このたび逝去された三笠宮は、歴史修正主義を批判し、日本軍の南京での行為を「虐殺以外の何物でもない」と仰った戦争の生き証人だった。宮さまは、太平洋戦争に従軍され、日本軍の狼藉をつぶさに見てこられ、戦後そのことを痛烈に批判されていた。謹んでご冥福を祈る。
安倍晋三は「慎んで心から哀悼の意を表します」と内閣総理大臣謹話を出しているが、弔意を表す「つつしんで」は「謹んで」である。そもそも「謹話」なのだから「謹んで」だろうに、安倍の取り巻きのレベルが知れる。メディアは「〔ママ〕文」にしないで、自主的に「謹んで」に変えて謹話を伝えているという。あとで叱られたりして。
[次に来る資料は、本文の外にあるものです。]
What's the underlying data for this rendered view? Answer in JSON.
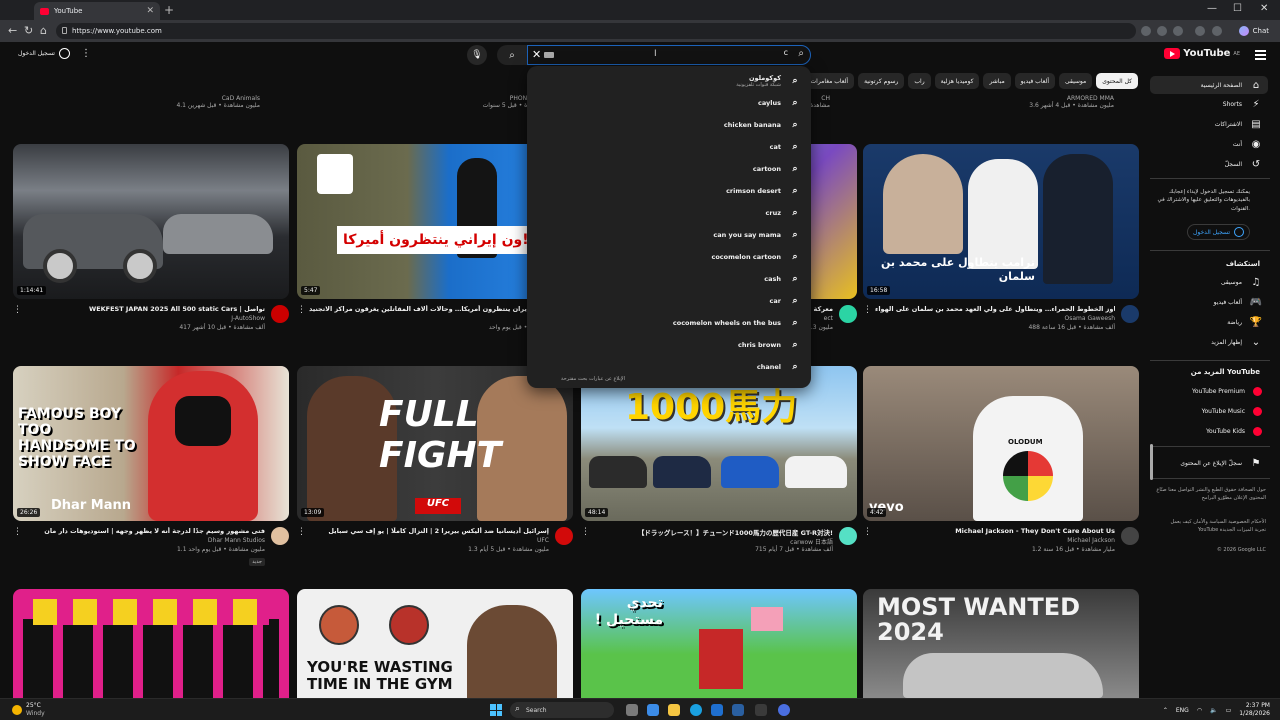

ところで、三笠宮は100歳で逝去されたが、もし天皇だったらと思うと、このたびの生前退位問題はもっと早く的確に陛下のお気持ちに寄り添えと言いたくなる。生前退位の有識者会議は、ヒアリングを行う対象者に、櫻井よしこ、百地章、八木秀次、渡部昇一などの「日本会議」関連人物を8人も選定したという。有識者会議でさえ一回限りの「特別法」を選定する有識者の集まりなのに、ヒヤリングの対象者の意見で、「特別法」をコンクリートにしてしまおうという茶番会議である。
それにしても、三笠宮の皇位継承順位が5番目で、残る継承者は4人となった。4番目の常陸宮は80歳だから、実質的な継承者は3人というお寂しい状態である。聡明な女性が多くおられる皇室だと思うが、女帝・女性の宮家創設など、皇室の「女性活躍」も皇室典範に盛り込むべき時期に来たのではなかろうか。少子高齢化に加えて、男系の衰退問題がいよいよ問題になってきた皇室である。
政府御用ではなく、皇室御用達有識者会議の開催が待たれる今日この頃である。